Thought-leadership take for trustees: The above bullet points are not loopholes designed to make things move faster. Use them to modernise constitutions, professionalise property stewardship, and unlock capital where your charitable purposes would be better served by responsible spending or social investment.

Regulators’ patience with review fatigue has run out. In January 2025, the Commission wrote to the Church of England, stressing the urgent need for improved safeguarding arrangements in the wake of the Makin Review.

Across the wider faith-based landscape, sector analyses have mirrored that message: safeguarding failures are as often cultural as procedural; boards must evidence independent assurance; and leadership needs to model learning, not defensiveness.

Property stewardship is converging with safeguarding and mission. If you provide accommodation, the emerging Renters’ Rights Bill and the extension of the Decent Homes Standard point to faster hazard remediation and higher baseline standards within the private rented sector.

For trustees to consider: When did you last test your safeguarding escalation routes?
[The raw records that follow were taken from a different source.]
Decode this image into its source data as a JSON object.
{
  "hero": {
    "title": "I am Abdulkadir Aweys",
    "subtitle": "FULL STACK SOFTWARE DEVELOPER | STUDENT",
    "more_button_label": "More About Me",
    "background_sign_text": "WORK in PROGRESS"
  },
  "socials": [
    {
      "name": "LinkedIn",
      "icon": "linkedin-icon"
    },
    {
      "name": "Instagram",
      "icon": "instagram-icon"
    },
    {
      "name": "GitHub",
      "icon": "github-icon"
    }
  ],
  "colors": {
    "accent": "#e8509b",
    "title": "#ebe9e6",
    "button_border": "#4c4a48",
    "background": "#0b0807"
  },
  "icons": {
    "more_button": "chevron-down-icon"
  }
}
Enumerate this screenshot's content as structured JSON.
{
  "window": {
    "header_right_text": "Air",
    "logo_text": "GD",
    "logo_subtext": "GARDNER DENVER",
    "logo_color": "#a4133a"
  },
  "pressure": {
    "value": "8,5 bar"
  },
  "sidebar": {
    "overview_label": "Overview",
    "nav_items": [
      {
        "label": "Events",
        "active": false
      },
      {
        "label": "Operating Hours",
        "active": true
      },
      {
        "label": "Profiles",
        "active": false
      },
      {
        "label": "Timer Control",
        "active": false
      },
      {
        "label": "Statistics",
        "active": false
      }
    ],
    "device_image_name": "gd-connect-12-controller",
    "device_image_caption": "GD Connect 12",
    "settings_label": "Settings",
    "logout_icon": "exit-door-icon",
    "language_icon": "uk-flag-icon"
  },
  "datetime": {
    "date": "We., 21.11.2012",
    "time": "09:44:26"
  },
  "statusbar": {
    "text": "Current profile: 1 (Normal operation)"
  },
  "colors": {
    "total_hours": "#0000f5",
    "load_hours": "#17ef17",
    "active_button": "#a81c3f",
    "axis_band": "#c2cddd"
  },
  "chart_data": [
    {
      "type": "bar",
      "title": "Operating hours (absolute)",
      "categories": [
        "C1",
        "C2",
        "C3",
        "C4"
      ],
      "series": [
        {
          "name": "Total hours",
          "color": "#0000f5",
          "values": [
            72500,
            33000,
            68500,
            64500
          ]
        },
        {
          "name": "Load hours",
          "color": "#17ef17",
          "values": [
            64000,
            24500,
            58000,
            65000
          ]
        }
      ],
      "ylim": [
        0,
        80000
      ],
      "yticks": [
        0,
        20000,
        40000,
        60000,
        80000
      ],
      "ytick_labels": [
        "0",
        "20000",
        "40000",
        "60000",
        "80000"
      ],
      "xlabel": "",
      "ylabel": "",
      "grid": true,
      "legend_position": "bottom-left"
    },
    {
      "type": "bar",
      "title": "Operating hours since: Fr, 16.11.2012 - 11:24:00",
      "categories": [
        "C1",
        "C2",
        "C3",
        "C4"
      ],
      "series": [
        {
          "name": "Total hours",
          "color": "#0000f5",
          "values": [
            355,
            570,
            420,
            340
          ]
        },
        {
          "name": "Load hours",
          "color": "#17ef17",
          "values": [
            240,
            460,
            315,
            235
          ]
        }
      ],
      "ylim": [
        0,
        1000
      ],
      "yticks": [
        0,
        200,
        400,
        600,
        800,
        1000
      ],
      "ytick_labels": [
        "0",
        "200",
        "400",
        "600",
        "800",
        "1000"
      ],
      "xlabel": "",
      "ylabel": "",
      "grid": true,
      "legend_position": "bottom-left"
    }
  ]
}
Does your property budget realistically fund safe, decent standards, and how would you evidence that to a regulator?

The employment landscape is shifting towards earlier and broader worker protections. The Government’s Employment Rights Bill proposals outline a move to day one unfair dismissal rights, curbs on “fire and rehire”, and obligations to offer predictable hours to zero-hours workers.

From 26 October 2024, employers acquired a proactive duty to take reasonable steps to prevent sexual harassment, with the Equality and Human Rights Commission empowered to enforce and tribunals able to uplift compensation for failures.

Recent charity sector employment updates have also highlighted the litigation and reputational risks around belief-related disputes and campaigning relationships.

For trustees to consider: Could you defend your probation decisions under a day one unfair dismissal regime? What documented reasonable steps to prevent sexual harassment in the workplace could you show tomorrow if the EHRC asked?

The Civil Society Covenant (launched on 17 July 2025) is more than a statement of goodwill. It sets out a programme: a Joint Civil Society Covenant Council, task-and-finish groups, and a Local Covenant Partnerships scheme.

Faith organisations are well positioned, as their reach is hyperlocal, their assets are communityembedded, and their legitimacy is relational.

For trustees to consider: Do you have the impact data, safeguarding assurance and financial transparency to be a credible partner under a local Covenant agreement?

Longterm trust is built where legal compliance, ethical culture and community partnership converge. The developments of the last year invite trustees to lead in that space:

  • Refit your governance: use Charities Act flexibilities to modernise governing documents.
  • Evidence safeguarding in action: commission an external pulsecheck on safeguarding culture.
  • Professionalise employment practice: roadtest policies against proposed reforms.
  • Engage with the principles of the Covenant locally: map where your work overlaps with public priorities.

Conclusion: stewarding trust in a changing landscape

The UK’s legal and policy environment is moving towards transparency, fairness and partnership. For faith organisations, that direction of travel aligns with core convictions about dignity, justice and neighbourliness.

The real question for trustees is one of posture: will you treat these shifts as external pressures to manage, or as tools to strengthen your governance, your culture and your contribution to the common good?